Washington — The Federal Reserve hoisted interest rates to the highest point in more than five years Thursday but also raised hopes that a respite from two years of rate pain may be in sight. Wall Street rallied, breathing a sigh of relief.
The Dow Jones industrial average soared 217.24 points to 11,190.80, its biggest single-day jump in more than three years.
Wrapping up a two-day meeting Thursday, Chairman Ben Bernanke and other Fed policymakers didn't rule out another bump in rates. But they seemed hopeful that a slowing economy would lessen pressure on prices, leaving open the question of whether more increases would be needed to declare victory in their battle against inflation.

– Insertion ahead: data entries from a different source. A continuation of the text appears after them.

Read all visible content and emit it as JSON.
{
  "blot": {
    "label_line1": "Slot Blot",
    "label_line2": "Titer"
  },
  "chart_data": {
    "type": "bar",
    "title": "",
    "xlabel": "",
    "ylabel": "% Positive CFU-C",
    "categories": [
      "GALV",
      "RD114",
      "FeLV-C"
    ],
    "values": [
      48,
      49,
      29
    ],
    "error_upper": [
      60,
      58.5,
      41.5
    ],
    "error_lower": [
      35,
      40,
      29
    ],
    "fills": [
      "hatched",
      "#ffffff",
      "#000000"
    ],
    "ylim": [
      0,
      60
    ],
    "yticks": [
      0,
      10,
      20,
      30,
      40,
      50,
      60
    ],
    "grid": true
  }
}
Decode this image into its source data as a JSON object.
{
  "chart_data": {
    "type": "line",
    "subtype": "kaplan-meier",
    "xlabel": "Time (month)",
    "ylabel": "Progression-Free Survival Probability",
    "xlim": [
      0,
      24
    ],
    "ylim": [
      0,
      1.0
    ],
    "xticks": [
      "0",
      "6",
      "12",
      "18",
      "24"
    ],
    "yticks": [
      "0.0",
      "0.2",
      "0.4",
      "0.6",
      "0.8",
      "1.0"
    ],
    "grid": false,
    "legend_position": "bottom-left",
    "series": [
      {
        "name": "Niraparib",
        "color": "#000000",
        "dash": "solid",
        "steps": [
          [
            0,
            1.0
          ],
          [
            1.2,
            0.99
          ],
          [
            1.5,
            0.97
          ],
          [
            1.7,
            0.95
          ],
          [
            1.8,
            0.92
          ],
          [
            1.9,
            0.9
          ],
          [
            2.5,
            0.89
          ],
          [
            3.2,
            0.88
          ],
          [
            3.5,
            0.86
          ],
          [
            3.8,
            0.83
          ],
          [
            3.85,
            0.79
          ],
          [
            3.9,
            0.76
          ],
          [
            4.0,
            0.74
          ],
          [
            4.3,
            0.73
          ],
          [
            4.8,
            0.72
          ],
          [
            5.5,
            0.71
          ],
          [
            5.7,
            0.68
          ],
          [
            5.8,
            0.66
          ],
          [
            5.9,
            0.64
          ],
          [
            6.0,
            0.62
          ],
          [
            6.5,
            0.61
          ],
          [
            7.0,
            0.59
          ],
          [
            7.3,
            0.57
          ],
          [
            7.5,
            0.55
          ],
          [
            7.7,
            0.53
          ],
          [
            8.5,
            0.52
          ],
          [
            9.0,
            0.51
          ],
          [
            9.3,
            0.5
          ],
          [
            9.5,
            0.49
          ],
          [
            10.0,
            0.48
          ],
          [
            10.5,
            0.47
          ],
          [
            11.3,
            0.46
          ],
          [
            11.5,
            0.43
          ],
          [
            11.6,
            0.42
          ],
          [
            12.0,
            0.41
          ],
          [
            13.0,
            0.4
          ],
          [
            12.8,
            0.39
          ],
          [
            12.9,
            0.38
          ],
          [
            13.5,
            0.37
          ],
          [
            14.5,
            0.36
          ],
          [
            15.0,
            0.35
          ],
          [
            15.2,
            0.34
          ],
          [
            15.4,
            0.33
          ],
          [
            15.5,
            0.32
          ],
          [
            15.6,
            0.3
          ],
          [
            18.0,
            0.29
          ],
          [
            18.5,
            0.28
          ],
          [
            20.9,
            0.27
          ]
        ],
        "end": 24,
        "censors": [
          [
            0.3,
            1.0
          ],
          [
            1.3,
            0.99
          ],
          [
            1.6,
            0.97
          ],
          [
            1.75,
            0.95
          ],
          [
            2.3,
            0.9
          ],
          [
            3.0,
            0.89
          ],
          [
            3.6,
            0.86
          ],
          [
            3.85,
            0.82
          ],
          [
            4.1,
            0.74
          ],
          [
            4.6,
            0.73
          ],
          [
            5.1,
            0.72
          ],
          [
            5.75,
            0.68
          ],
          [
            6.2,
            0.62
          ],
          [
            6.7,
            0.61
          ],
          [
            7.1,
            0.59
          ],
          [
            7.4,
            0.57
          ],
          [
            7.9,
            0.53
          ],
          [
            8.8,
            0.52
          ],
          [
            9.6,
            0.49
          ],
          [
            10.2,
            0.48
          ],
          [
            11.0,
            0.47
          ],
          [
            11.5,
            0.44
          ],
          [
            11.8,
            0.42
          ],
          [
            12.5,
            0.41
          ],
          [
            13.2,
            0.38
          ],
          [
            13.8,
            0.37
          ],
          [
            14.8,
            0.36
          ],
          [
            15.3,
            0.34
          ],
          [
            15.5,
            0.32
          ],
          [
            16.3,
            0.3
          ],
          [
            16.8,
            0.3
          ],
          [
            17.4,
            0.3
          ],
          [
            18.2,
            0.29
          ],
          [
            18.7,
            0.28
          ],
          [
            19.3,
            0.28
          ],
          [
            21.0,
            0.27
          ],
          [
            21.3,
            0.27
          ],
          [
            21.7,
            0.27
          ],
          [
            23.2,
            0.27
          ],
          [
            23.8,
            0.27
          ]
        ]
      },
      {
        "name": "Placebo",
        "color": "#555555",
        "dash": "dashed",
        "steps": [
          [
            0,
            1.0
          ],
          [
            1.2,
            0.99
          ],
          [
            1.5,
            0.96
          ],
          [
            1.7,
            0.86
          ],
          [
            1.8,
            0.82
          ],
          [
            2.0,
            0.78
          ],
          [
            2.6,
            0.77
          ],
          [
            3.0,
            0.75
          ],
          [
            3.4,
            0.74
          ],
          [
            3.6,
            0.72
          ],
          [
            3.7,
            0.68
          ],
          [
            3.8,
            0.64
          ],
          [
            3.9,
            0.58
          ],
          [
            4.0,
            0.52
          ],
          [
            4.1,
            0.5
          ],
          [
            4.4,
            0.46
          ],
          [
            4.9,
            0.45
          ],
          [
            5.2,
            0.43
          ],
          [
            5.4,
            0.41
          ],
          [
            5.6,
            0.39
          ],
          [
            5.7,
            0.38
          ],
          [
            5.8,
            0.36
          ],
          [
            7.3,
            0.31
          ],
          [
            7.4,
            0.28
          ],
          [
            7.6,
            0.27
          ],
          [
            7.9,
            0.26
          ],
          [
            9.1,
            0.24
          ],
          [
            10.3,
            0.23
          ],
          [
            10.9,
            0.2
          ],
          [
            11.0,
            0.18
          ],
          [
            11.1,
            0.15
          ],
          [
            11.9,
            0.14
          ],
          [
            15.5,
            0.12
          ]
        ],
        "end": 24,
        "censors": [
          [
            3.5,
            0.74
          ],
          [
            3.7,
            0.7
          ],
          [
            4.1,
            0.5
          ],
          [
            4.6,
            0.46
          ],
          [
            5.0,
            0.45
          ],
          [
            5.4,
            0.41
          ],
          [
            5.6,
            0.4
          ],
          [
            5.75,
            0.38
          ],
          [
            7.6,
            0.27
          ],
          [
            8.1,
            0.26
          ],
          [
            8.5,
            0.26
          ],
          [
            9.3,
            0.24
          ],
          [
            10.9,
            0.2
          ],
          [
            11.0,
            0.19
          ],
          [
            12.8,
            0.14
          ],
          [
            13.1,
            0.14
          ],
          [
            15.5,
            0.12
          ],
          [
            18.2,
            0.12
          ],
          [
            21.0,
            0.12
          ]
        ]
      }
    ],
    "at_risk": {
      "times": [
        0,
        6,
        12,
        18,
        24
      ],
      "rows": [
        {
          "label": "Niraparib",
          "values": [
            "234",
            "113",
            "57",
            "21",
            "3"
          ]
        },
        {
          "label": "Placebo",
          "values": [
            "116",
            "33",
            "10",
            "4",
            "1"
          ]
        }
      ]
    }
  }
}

Fed policymakers said "the extent and timing" of any additional rate increases would hinge on how inflation and economic activity unfold.
They also dropped a phrase - contained in a statement issued at their last meeting on May 10 - that further interest rate increases "may yet be needed" to fend off inflation.
That omission - along with observations that economic growth was slowing - was viewed by some investors and economists as the Fed striking a slightly less hawkish tone about the future course of interest rates.
The Fed's goal is to raise interest rates enough to keep inflation in check but not so much as to hurt economic activity.
To fend off inflation, the Fed unanimously decided on Thursday to increase its federal funds rate by one-quarter percentage point to 5.25 percent. It marked the 17th increase of that size since the Fed began to tighten credit in June 2004.
The funds rate, the interest that banks charge each other on overnight loans, affects a variety of other interest rates charged to consumers and businesses and is the Fed's primary tool for influencing economic activity.
In response, commercial banks raised their prime lending rate - for certain credit cards, home equity lines of credit and other loans - by a corresponding amount, to 8.25 percent.
The actions left both the funds rate and the prime rate at their highest points in more than five years.
The economy grew at a brisk 5.6 percent pace in the first quarter of 2006, the fastest in 2 1/2 years. But activity in the current April-to-June period is expected to clock in at about half that pace - from about 2.5 percent to 3 percent, analysts predict. High energy prices and a cooling housing market figure prominently in forecasts for a slowdown.